Readers may know that Prosecco now outsells Champagne possibly the cleverest marketed region of all. As we move into summer, rose wines increase in popularity.
Two estates that have been cleverly marketed are Merival, a wine estate in Provence owned by actor Brad Pitt, and Whispering Angel.
In fact you can pick up from Majestic Wines for £4 cheaper a Chateau Minuty, a superb Provençal rose.
In Sussex Bolney Estate offer an equally delicious fragrant rose but because they cannot produce in volume this is priced at £12.
One rose wine you no longer see but you would 50 years ago is Mateus Rose in its distinctive rounded bottle.
White wines are also popular chilled as the temperature rises.
This I will cover in anothèr post but in terms of taste Sauvignon Blanc have caught the more oakey Chardonnay. Once a Sauvignon could be more green and immature than fresh but is at its best as in Cloudy Bay a top range wine.
Here the Southern Hemisphere – New Zealand, Australia and South Africa – have successfully marketed Sauvignon Blanc whereas France and Spain have lagged behind.
A region like the Loire which produces Sancerre, Chablis and Vouvrays do not produce a Sauvignon Blanc to rival Cloudy Bay.
The most marketed of brands are not wines but spirits.
Gin has been on the up and, whereas once it was Gordons or Beefeaters, now you have a full range of local gin and Hendricks, much more expensive than its peers but delicious with a slice of cucumber and Fevertree tonic.
I really admire Fevertree, not least as I hold their shares, for appreciating that as gin soared in popularity the public would want a less Sakharin mixer and soon British Airways, upmarket bars and supermarkets were stocking it.

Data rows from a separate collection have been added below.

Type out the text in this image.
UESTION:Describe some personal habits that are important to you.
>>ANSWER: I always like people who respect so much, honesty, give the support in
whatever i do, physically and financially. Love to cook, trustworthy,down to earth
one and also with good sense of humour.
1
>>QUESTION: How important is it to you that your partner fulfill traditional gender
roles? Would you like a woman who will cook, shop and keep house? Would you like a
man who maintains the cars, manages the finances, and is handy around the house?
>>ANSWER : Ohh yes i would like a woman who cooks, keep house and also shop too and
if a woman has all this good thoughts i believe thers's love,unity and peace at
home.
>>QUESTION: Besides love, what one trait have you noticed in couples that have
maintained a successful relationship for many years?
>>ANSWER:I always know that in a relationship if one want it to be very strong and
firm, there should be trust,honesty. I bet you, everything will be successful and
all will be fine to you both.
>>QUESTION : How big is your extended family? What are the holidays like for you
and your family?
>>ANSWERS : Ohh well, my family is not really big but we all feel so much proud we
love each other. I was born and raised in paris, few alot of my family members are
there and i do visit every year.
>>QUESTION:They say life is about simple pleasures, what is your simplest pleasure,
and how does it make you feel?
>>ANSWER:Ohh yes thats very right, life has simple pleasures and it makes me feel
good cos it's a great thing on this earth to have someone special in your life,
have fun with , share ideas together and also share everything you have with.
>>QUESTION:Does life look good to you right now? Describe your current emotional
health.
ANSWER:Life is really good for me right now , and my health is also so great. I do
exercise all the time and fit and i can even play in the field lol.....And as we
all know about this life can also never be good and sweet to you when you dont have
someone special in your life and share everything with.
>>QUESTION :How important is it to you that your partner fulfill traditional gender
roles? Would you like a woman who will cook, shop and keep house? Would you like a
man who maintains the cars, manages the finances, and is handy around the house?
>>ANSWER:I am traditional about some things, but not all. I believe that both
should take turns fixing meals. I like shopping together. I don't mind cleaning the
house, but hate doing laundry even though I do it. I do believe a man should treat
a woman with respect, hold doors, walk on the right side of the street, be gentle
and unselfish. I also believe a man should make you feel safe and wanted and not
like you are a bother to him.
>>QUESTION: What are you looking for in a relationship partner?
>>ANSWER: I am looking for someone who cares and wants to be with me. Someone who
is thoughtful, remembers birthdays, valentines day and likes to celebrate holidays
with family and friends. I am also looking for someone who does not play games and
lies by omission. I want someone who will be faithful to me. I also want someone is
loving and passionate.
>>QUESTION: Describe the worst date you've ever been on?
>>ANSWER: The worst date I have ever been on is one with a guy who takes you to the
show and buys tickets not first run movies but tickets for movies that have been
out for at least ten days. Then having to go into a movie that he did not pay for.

Conversely vermouths were once the subject of glamorous advertising but as this declined, so did their popularity. Lorraine Chase became more famous than Campari and I’m old enough to remember Ted Dexter extolling the virtues of Noilly Prat. Constraints in tv advertising prevent say David Beckham ever being linked with an alcoholic beverage.
There is always the X factor in public taste which no amount of expertise and marketing can shape. Factors come into account like price, position on the shelves, display of wines, stocking by particular and favoured supermarket and word of mouth. These are in my view far more important than any wine critic and if the quaffer likes a mass produced blush rose for £4.99, who am I to criticise?